Frequently Asked Questions

Kit is a functional programming language that combines the expressiveness of Clojure-style syntax with the safety of Hindley-Milner type inference. It features an effect system for tracking side effects, native compilation via Zig, and a dual-backend architecture with both an interpreter and compiler.

Kit exists because I've spent most of my career thinking about programming languages — and wanting one that felt right.

I'm a polyglot programmer who has worked with over 50 programming languages, and I've long been fascinated by language design and parsing. Early on, books like Writing Compilers and Interpreters and How to Create Your Own Freaking Awesome Programming Language shaped my desire to build my own language. In 2006, I put those ideas into practice by building a domain-specific language for an internal enterprise product, which was successfully used in production.

Since then, I've wanted to design my own “dream” language. With the emergence of large language models, that finally became feasible. Kit was built through an iterative, LLM-assisted process—switching tools when one stalled, refining ideas as implementation progressed, and even changing the underlying systems language from Rust to Zig. After four months of focused work, Kit emerged as the language I had been aiming toward for years.
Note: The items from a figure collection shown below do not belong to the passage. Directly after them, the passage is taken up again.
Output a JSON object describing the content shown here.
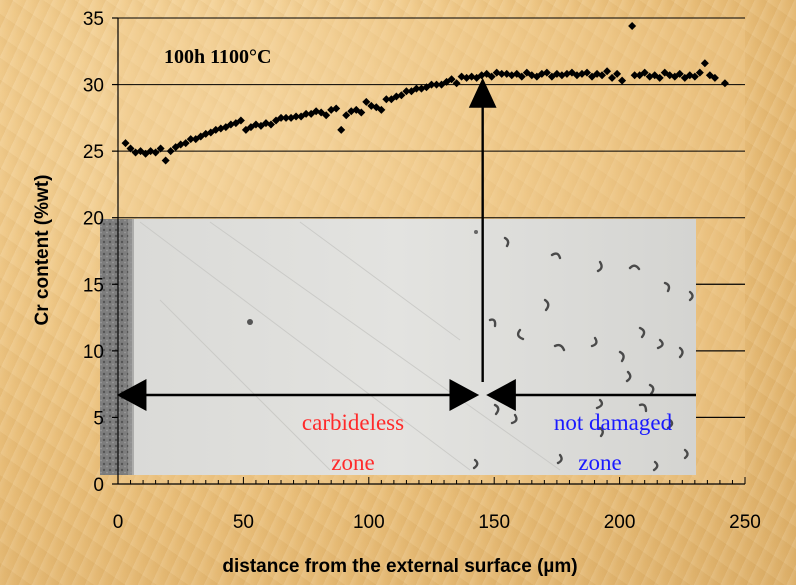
{
  "chart_data": {
    "type": "scatter",
    "annotation": "100h 1100°C",
    "xlabel": "distance from the external surface (µm)",
    "ylabel": "Cr content (%wt)",
    "xlim": [
      0,
      250
    ],
    "ylim": [
      0,
      35
    ],
    "xticks": [
      0,
      50,
      100,
      150,
      200,
      250
    ],
    "yticks": [
      0,
      5,
      10,
      15,
      20,
      25,
      30,
      35
    ],
    "grid": "horizontal",
    "legend": "none",
    "zone_labels": {
      "left_line1": "carbideless",
      "left_line2": "zone",
      "right_line1": "not damaged",
      "right_line2": "zone"
    },
    "colors": {
      "points": "#000000",
      "left_zone_text": "#ff2a2a",
      "right_zone_text": "#1a1aff"
    },
    "boundary_x": 147,
    "points": [
      [
        3,
        25.6
      ],
      [
        5,
        25.2
      ],
      [
        7,
        24.9
      ],
      [
        9,
        25.0
      ],
      [
        11,
        24.8
      ],
      [
        13,
        25.0
      ],
      [
        15,
        24.9
      ],
      [
        17,
        25.2
      ],
      [
        19,
        24.3
      ],
      [
        21,
        25.0
      ],
      [
        23,
        25.3
      ],
      [
        25,
        25.5
      ],
      [
        27,
        25.6
      ],
      [
        29,
        25.9
      ],
      [
        31,
        25.9
      ],
      [
        33,
        26.1
      ],
      [
        35,
        26.3
      ],
      [
        37,
        26.4
      ],
      [
        39,
        26.6
      ],
      [
        41,
        26.7
      ],
      [
        43,
        26.8
      ],
      [
        45,
        27.0
      ],
      [
        47,
        27.1
      ],
      [
        49,
        27.3
      ],
      [
        51,
        26.6
      ],
      [
        53,
        26.8
      ],
      [
        55,
        27.0
      ],
      [
        57,
        26.9
      ],
      [
        59,
        27.1
      ],
      [
        61,
        27.0
      ],
      [
        63,
        27.3
      ],
      [
        65,
        27.5
      ],
      [
        67,
        27.5
      ],
      [
        69,
        27.5
      ],
      [
        71,
        27.6
      ],
      [
        73,
        27.6
      ],
      [
        75,
        27.8
      ],
      [
        77,
        27.8
      ],
      [
        79,
        28.0
      ],
      [
        81,
        27.9
      ],
      [
        83,
        27.7
      ],
      [
        85,
        28.1
      ],
      [
        87,
        28.2
      ],
      [
        89,
        26.6
      ],
      [
        91,
        27.7
      ],
      [
        93,
        28.0
      ],
      [
        95,
        28.1
      ],
      [
        97,
        27.9
      ],
      [
        99,
        28.7
      ],
      [
        101,
        28.4
      ],
      [
        103,
        28.3
      ],
      [
        105,
        28.1
      ],
      [
        107,
        28.9
      ],
      [
        109,
        28.9
      ],
      [
        111,
        29.1
      ],
      [
        113,
        29.2
      ],
      [
        115,
        29.5
      ],
      [
        117,
        29.5
      ],
      [
        119,
        29.7
      ],
      [
        121,
        29.7
      ],
      [
        123,
        29.8
      ],
      [
        125,
        30.0
      ],
      [
        127,
        30.0
      ],
      [
        129,
        30.0
      ],
      [
        131,
        30.2
      ],
      [
        133,
        30.4
      ],
      [
        135,
        30.1
      ],
      [
        137,
        30.6
      ],
      [
        139,
        30.5
      ],
      [
        141,
        30.6
      ],
      [
        143,
        30.5
      ],
      [
        145,
        30.7
      ],
      [
        147,
        30.8
      ],
      [
        149,
        30.6
      ],
      [
        151,
        30.9
      ],
      [
        153,
        30.8
      ],
      [
        155,
        30.8
      ],
      [
        157,
        30.7
      ],
      [
        159,
        30.8
      ],
      [
        161,
        30.6
      ],
      [
        163,
        30.9
      ],
      [
        165,
        30.7
      ],
      [
        167,
        30.6
      ],
      [
        169,
        30.8
      ],
      [
        171,
        30.9
      ],
      [
        173,
        30.6
      ],
      [
        175,
        30.8
      ],
      [
        177,
        30.7
      ],
      [
        179,
        30.8
      ],
      [
        181,
        30.9
      ],
      [
        183,
        30.7
      ],
      [
        185,
        30.8
      ],
      [
        187,
        30.9
      ],
      [
        189,
        30.6
      ],
      [
        191,
        30.8
      ],
      [
        193,
        30.7
      ],
      [
        195,
        31.0
      ],
      [
        197,
        30.5
      ],
      [
        199,
        30.8
      ],
      [
        201,
        30.3
      ],
      [
        205,
        34.4
      ],
      [
        206,
        30.7
      ],
      [
        208,
        30.7
      ],
      [
        210,
        30.9
      ],
      [
        212,
        30.6
      ],
      [
        214,
        30.7
      ],
      [
        216,
        30.5
      ],
      [
        218,
        30.9
      ],
      [
        220,
        30.7
      ],
      [
        222,
        30.6
      ],
      [
        224,
        30.8
      ],
      [
        226,
        30.5
      ],
      [
        228,
        30.7
      ],
      [
        230,
        30.6
      ],
      [
        232,
        30.9
      ],
      [
        234,
        31.6
      ],
      [
        236,
        30.7
      ],
      [
        238,
        30.5
      ],
      [
        242,
        30.1
      ]
    ]
  }
}
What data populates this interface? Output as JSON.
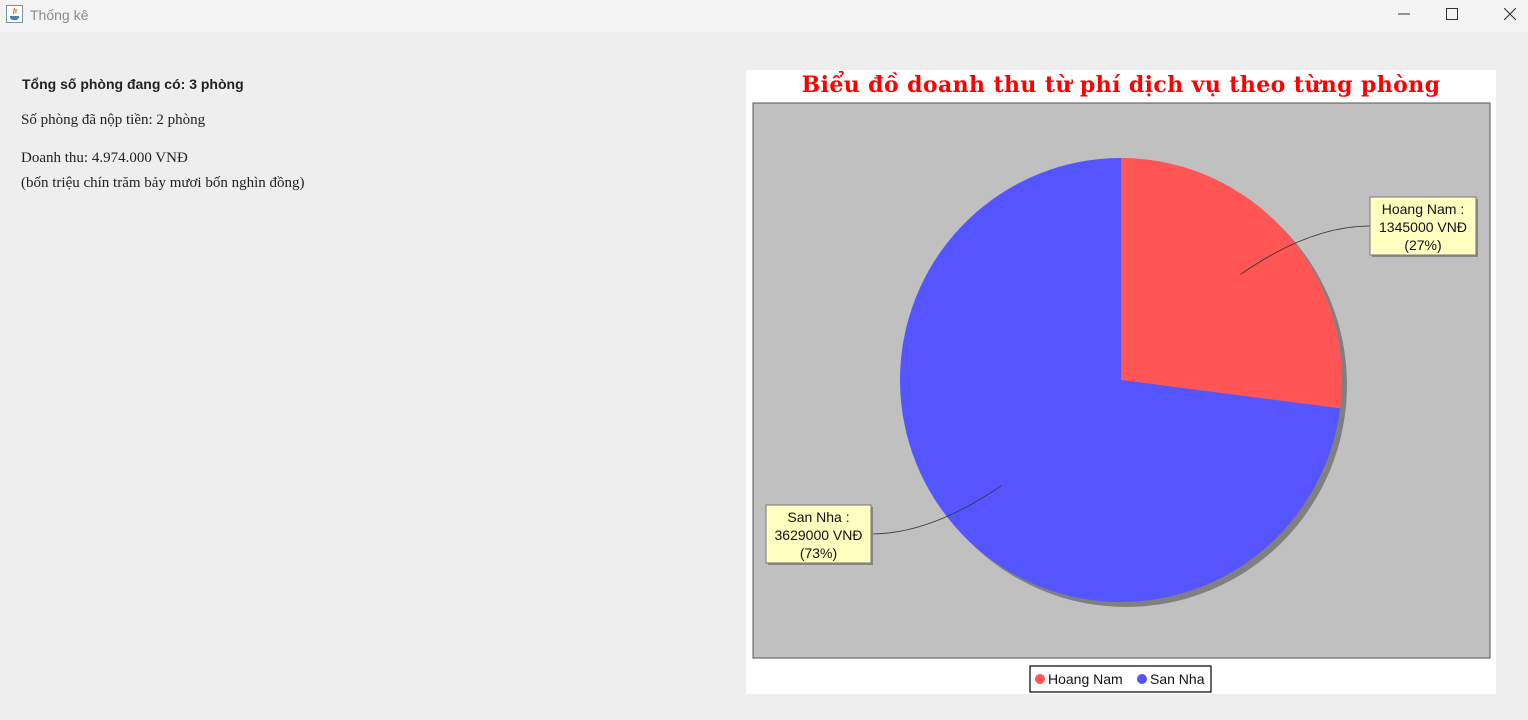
{
  "window": {
    "title": "Thống kê",
    "icons": [
      "java-app-icon",
      "minimize-icon",
      "maximize-icon",
      "close-icon"
    ]
  },
  "stats": {
    "total_rooms": "Tổng số phòng đang có: 3 phòng",
    "paid_rooms": "Số phòng đã nộp tiền: 2 phòng",
    "revenue": "Doanh thu: 4.974.000 VNĐ",
    "revenue_words": "(bốn triệu chín trăm bảy mươi bốn nghìn đồng)"
  },
  "chart_data": {
    "type": "pie",
    "title": "Biểu đồ doanh thu từ phí dịch vụ theo từng phòng",
    "categories": [
      "Hoang Nam",
      "San Nha"
    ],
    "values": [
      1345000,
      3629000
    ],
    "colors": [
      "#ff5555",
      "#5555ff"
    ],
    "labels": [
      [
        "Hoang Nam :",
        "1345000 VNĐ",
        "(27%)"
      ],
      [
        "San Nha :",
        "3629000 VNĐ",
        "(73%)"
      ]
    ],
    "legend_position": "bottom",
    "plot_background": "#c0c0c0",
    "label_background": "#ffffc0"
  }
}
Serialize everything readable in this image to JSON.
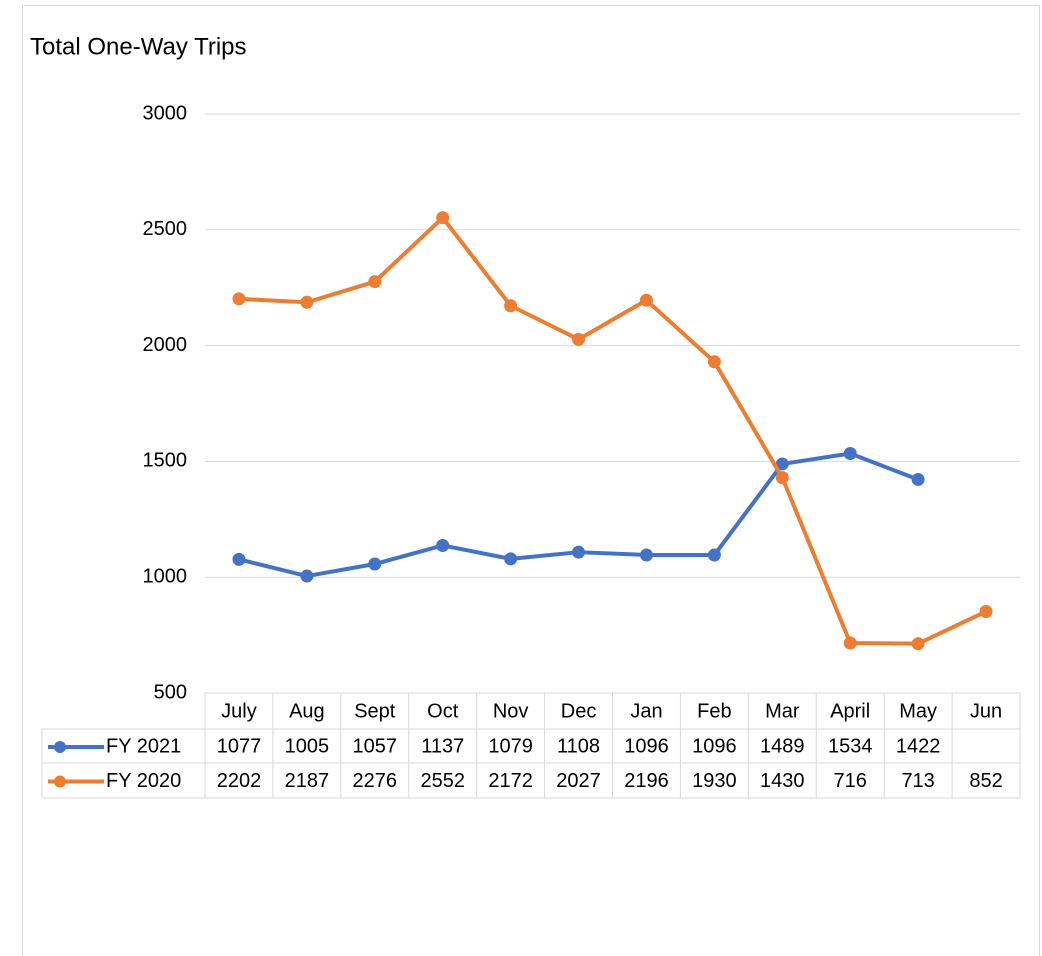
{
  "chart_data": {
    "type": "line",
    "title": "Total One-Way Trips",
    "categories": [
      "July",
      "Aug",
      "Sept",
      "Oct",
      "Nov",
      "Dec",
      "Jan",
      "Feb",
      "Mar",
      "April",
      "May",
      "Jun"
    ],
    "series": [
      {
        "name": "FY 2021",
        "color": "#4472c4",
        "values": [
          1077,
          1005,
          1057,
          1137,
          1079,
          1108,
          1096,
          1096,
          1489,
          1534,
          1422,
          null
        ]
      },
      {
        "name": "FY 2020",
        "color": "#ed7d31",
        "values": [
          2202,
          2187,
          2276,
          2552,
          2172,
          2027,
          2196,
          1930,
          1430,
          716,
          713,
          852
        ]
      }
    ],
    "ylim": [
      500,
      3000
    ],
    "yticks": [
      500,
      1000,
      1500,
      2000,
      2500,
      3000
    ],
    "grid": true
  }
}
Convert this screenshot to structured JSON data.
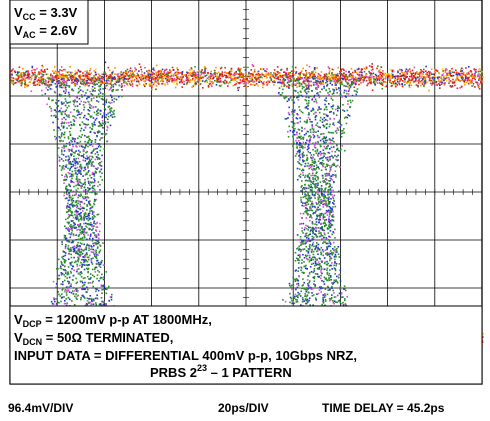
{
  "chart_data": {
    "type": "eye_diagram",
    "title": "",
    "annotations": {
      "top_left": {
        "line1": {
          "prefix": "V",
          "sub": "CC",
          "rest": " = 3.3V"
        },
        "line2": {
          "prefix": "V",
          "sub": "AC",
          "rest": " = 2.6V"
        }
      },
      "bottom": {
        "line1": {
          "prefix": "V",
          "sub": "DCP",
          "rest": " = 1200mV p-p AT 1800MHz,"
        },
        "line2": {
          "prefix": "V",
          "sub": "DCN",
          "rest": " = 50Ω TERMINATED,"
        },
        "line3": "INPUT DATA = DIFFERENTIAL 400mV p-p, 10Gbps NRZ,",
        "line4": {
          "prefix": "PRBS 2",
          "sup": "23",
          "rest": " – 1 PATTERN"
        }
      }
    },
    "scales": {
      "vertical": "96.4mV/DIV",
      "horizontal": "20ps/DIV",
      "time_delay": "TIME DELAY = 45.2ps"
    },
    "grid": {
      "divisions_x": 10,
      "divisions_y": 8,
      "shown": true
    },
    "eye": {
      "unit_interval_divisions": 5,
      "crossings_at_division": [
        1.5,
        6.5
      ],
      "upper_level_division": 1.6,
      "lower_level_division": 7.1
    },
    "trace_colors": [
      "#e8201a",
      "#f59a00",
      "#2436c8",
      "#2e8f2e",
      "#d74fe0",
      "#ffd400",
      "#8b3a1a"
    ]
  }
}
Kit was built on the shoulders of giants. It was inspired, in varying degrees, by: Clojure, Crystal, F#, Gleam, Go, Haskell, Lua, Ocaml, Odin, Pony, Python, Roc, Ruby, Rust, V, and Zig.

See the Language Comparison for more details.

When the language was being designed, the first LLM utilized, ChatGPT, randomly generated 🪁 "Kite" as a name for the language. Not being satisfied with the name, the last letter "e" was dropped to create the name Kit.

Later, the Kit fox was chosen as the mascot for the language.

Google's Nano Bannana designed the original, unreleased, logo for Kit.

The final logo was designed by Brand Pulse.

Kit stands out in several ways:

• Effect System: Track side effects at the type level, knowing exactly what your functions do (pure computation, I/O, network calls, etc.)
• Dual Backend: Run code instantly with the interpreter or compile to native binaries via Zig
• Batteries Included: 110 packages for databases, web, graphics, and more are available out of the box
• Helpful Errors: Rust-quality error messages with "Did you mean?" suggestions

See the Language Comparison for more details.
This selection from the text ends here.